Merci à tous les visiteurs de respecter ces principes et de ne pas se cacher derrière un anonymat, potentiellement source de dérives.

Avis à lire par tous les lecteurs:

"Un médecin du sport vous informe" répond à la demande de nombreux confrères, patients et sportifs. Il est le reflet de connaissances acquises tout le long de ma vie professionnelle, auprès d'enseignants remarquables, connaissances sans cesse actualisées que je me suis efforcé de rendre accessibles au plus grand nombre par le biais d’images trouvées sur le Net, images qui sont devenues par la force des choses, la propriété intellectuelle de tous; si cela dérange, ces images seront retirées.

Certains articles peuvent apparaître un peu plus polémiques que d'autres et indisposer, mais il n'est pas question pour l'auteur de tergiverser ou de se taire, quand il s'agit de problèmes d'éthique, en particulier en matière de dopage et quand la santé des sportifs est en jeu, compte tenu du nombre élevé de blessures liées au surentraînement et à une pratique imbécile d'une certaine musculation, qui n'est plus au service de la vitesse et de la force explosive, les deux qualités physiques reines, qui ne respecte pas les règles de la physiologie musculaire et qui, au lieu d'optimiser la performance, fait ressembler certains sportifs body-buildés à l'extrême, davantage à des bêtes de foire gavées aux anabolisants, qu’à des athlètes de haut niveau.

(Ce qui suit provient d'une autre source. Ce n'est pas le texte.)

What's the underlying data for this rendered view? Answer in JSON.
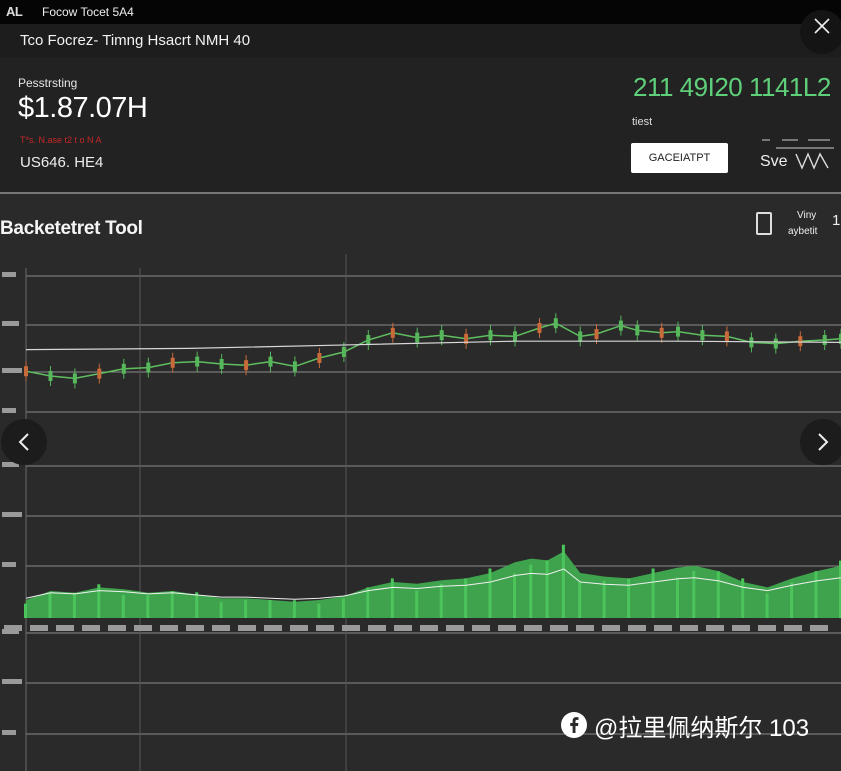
{
  "app": {
    "logo": "AL",
    "title": "Focow Tocet 5A4",
    "window_title": "Tco Focrez- Timng Hsacrt NMH 40"
  },
  "header": {
    "balance_label": "Pesstrsting",
    "balance_value": "$1.87.07H",
    "balance_sub": "T*s. N.ase t2 t o N A",
    "balance_currency": "US646. HE4",
    "ticker": "211 49I20 1141L2",
    "ticker_label": "tiest",
    "action_button_label": "GACEIATPT",
    "mini_readout": "Sve",
    "close_icon": "close-icon",
    "colors": {
      "accent_green": "#5fd07a",
      "alert_red": "#c62828"
    }
  },
  "section": {
    "title": "Backetetret Tool",
    "view_label": "Viny",
    "view_sub": "aybetit",
    "view_number": "1"
  },
  "navigation": {
    "prev_icon": "chevron-left-icon",
    "next_icon": "chevron-right-icon"
  },
  "watermark": {
    "icon": "facebook-icon",
    "text": "@拉里佩纳斯尔 103"
  },
  "chart_data": {
    "type": "line",
    "price_series": [
      {
        "x": 0,
        "y": 0.44
      },
      {
        "x": 0.03,
        "y": 0.4
      },
      {
        "x": 0.06,
        "y": 0.38
      },
      {
        "x": 0.09,
        "y": 0.42
      },
      {
        "x": 0.12,
        "y": 0.46
      },
      {
        "x": 0.15,
        "y": 0.47
      },
      {
        "x": 0.18,
        "y": 0.51
      },
      {
        "x": 0.21,
        "y": 0.52
      },
      {
        "x": 0.24,
        "y": 0.5
      },
      {
        "x": 0.27,
        "y": 0.49
      },
      {
        "x": 0.3,
        "y": 0.52
      },
      {
        "x": 0.33,
        "y": 0.48
      },
      {
        "x": 0.36,
        "y": 0.55
      },
      {
        "x": 0.39,
        "y": 0.6
      },
      {
        "x": 0.42,
        "y": 0.7
      },
      {
        "x": 0.45,
        "y": 0.76
      },
      {
        "x": 0.48,
        "y": 0.72
      },
      {
        "x": 0.51,
        "y": 0.74
      },
      {
        "x": 0.54,
        "y": 0.71
      },
      {
        "x": 0.57,
        "y": 0.74
      },
      {
        "x": 0.6,
        "y": 0.73
      },
      {
        "x": 0.63,
        "y": 0.8
      },
      {
        "x": 0.65,
        "y": 0.84
      },
      {
        "x": 0.68,
        "y": 0.73
      },
      {
        "x": 0.7,
        "y": 0.75
      },
      {
        "x": 0.73,
        "y": 0.82
      },
      {
        "x": 0.75,
        "y": 0.78
      },
      {
        "x": 0.78,
        "y": 0.76
      },
      {
        "x": 0.8,
        "y": 0.77
      },
      {
        "x": 0.83,
        "y": 0.74
      },
      {
        "x": 0.86,
        "y": 0.73
      },
      {
        "x": 0.89,
        "y": 0.68
      },
      {
        "x": 0.92,
        "y": 0.67
      },
      {
        "x": 0.95,
        "y": 0.69
      },
      {
        "x": 0.98,
        "y": 0.7
      },
      {
        "x": 1.0,
        "y": 0.71
      }
    ],
    "average_series": [
      {
        "x": 0,
        "y": 0.62
      },
      {
        "x": 0.2,
        "y": 0.63
      },
      {
        "x": 0.4,
        "y": 0.66
      },
      {
        "x": 0.6,
        "y": 0.69
      },
      {
        "x": 0.8,
        "y": 0.69
      },
      {
        "x": 1.0,
        "y": 0.68
      }
    ],
    "volume_series": [
      {
        "x": 0,
        "y": 0.2
      },
      {
        "x": 0.03,
        "y": 0.3
      },
      {
        "x": 0.06,
        "y": 0.28
      },
      {
        "x": 0.09,
        "y": 0.34
      },
      {
        "x": 0.12,
        "y": 0.32
      },
      {
        "x": 0.15,
        "y": 0.28
      },
      {
        "x": 0.18,
        "y": 0.3
      },
      {
        "x": 0.21,
        "y": 0.26
      },
      {
        "x": 0.24,
        "y": 0.22
      },
      {
        "x": 0.27,
        "y": 0.22
      },
      {
        "x": 0.3,
        "y": 0.2
      },
      {
        "x": 0.33,
        "y": 0.18
      },
      {
        "x": 0.36,
        "y": 0.2
      },
      {
        "x": 0.39,
        "y": 0.24
      },
      {
        "x": 0.42,
        "y": 0.34
      },
      {
        "x": 0.45,
        "y": 0.4
      },
      {
        "x": 0.48,
        "y": 0.38
      },
      {
        "x": 0.51,
        "y": 0.42
      },
      {
        "x": 0.54,
        "y": 0.44
      },
      {
        "x": 0.57,
        "y": 0.5
      },
      {
        "x": 0.6,
        "y": 0.62
      },
      {
        "x": 0.62,
        "y": 0.66
      },
      {
        "x": 0.64,
        "y": 0.64
      },
      {
        "x": 0.66,
        "y": 0.74
      },
      {
        "x": 0.68,
        "y": 0.5
      },
      {
        "x": 0.71,
        "y": 0.46
      },
      {
        "x": 0.74,
        "y": 0.44
      },
      {
        "x": 0.77,
        "y": 0.5
      },
      {
        "x": 0.8,
        "y": 0.56
      },
      {
        "x": 0.82,
        "y": 0.58
      },
      {
        "x": 0.85,
        "y": 0.52
      },
      {
        "x": 0.88,
        "y": 0.4
      },
      {
        "x": 0.91,
        "y": 0.34
      },
      {
        "x": 0.94,
        "y": 0.44
      },
      {
        "x": 0.97,
        "y": 0.52
      },
      {
        "x": 1.0,
        "y": 0.58
      }
    ],
    "grid": true
  }
}
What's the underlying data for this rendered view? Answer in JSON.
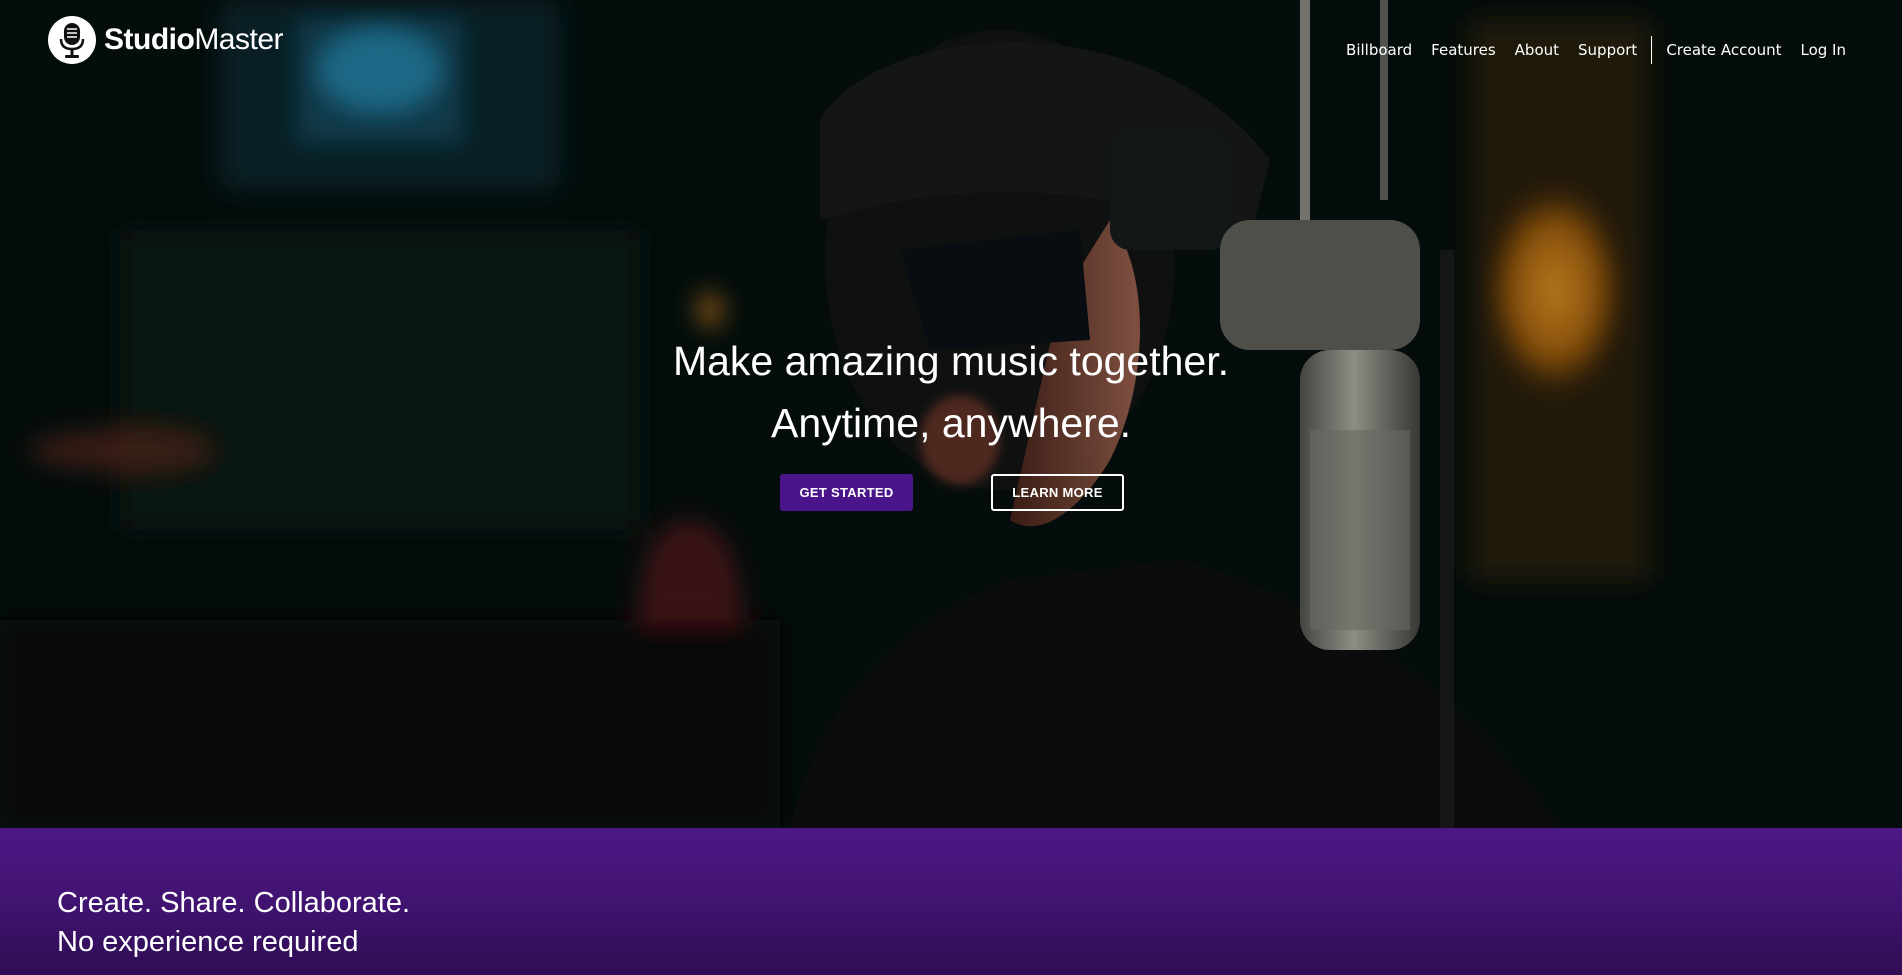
{
  "brand": {
    "name_bold": "Studio",
    "name_light": "Master",
    "icon": "microphone-icon"
  },
  "nav": {
    "items": [
      {
        "label": "Billboard"
      },
      {
        "label": "Features"
      },
      {
        "label": "About"
      },
      {
        "label": "Support"
      }
    ],
    "create_account": "Create Account",
    "log_in": "Log In"
  },
  "hero": {
    "line1": "Make amazing music together.",
    "line2": "Anytime, anywhere.",
    "primary_cta": "GET STARTED",
    "secondary_cta": "LEARN MORE"
  },
  "band": {
    "line1": "Create. Share. Collaborate.",
    "line2": "No experience required"
  },
  "colors": {
    "accent": "#4a158a",
    "band": "#4d1886",
    "text": "#ffffff"
  }
}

Ce blog majoritairement consacré à la traumatologie sportive est dédié à mes maîtres les Prs Jacques Rodineau, Gérard Saillant et à tous les enseignants du DU de traumatologie du sport de Paris VI Pitié Salpétrière et en particulier aux docteurs Jean Baptiste Courroy, Mireille Peyre et Sylvie Besch. L'évaluation clinique y tient une grande place: "la clinique, rien que la clinique, mais toute la clinique" et s'il y a une chose à retenir de leur enseignement, c'est que dans l'établissement d'un diagnostic, l'examen clinique, qui vient à la suite d'un bon interrogatoire, reste l'élément incontournable de la démarche médicale et repose sur une triple démarche:

1 - une bonne analyse des symptômes que rapporte le patient qui doivent d'emblée évoquer un certain nombre de diagnostics plausibles.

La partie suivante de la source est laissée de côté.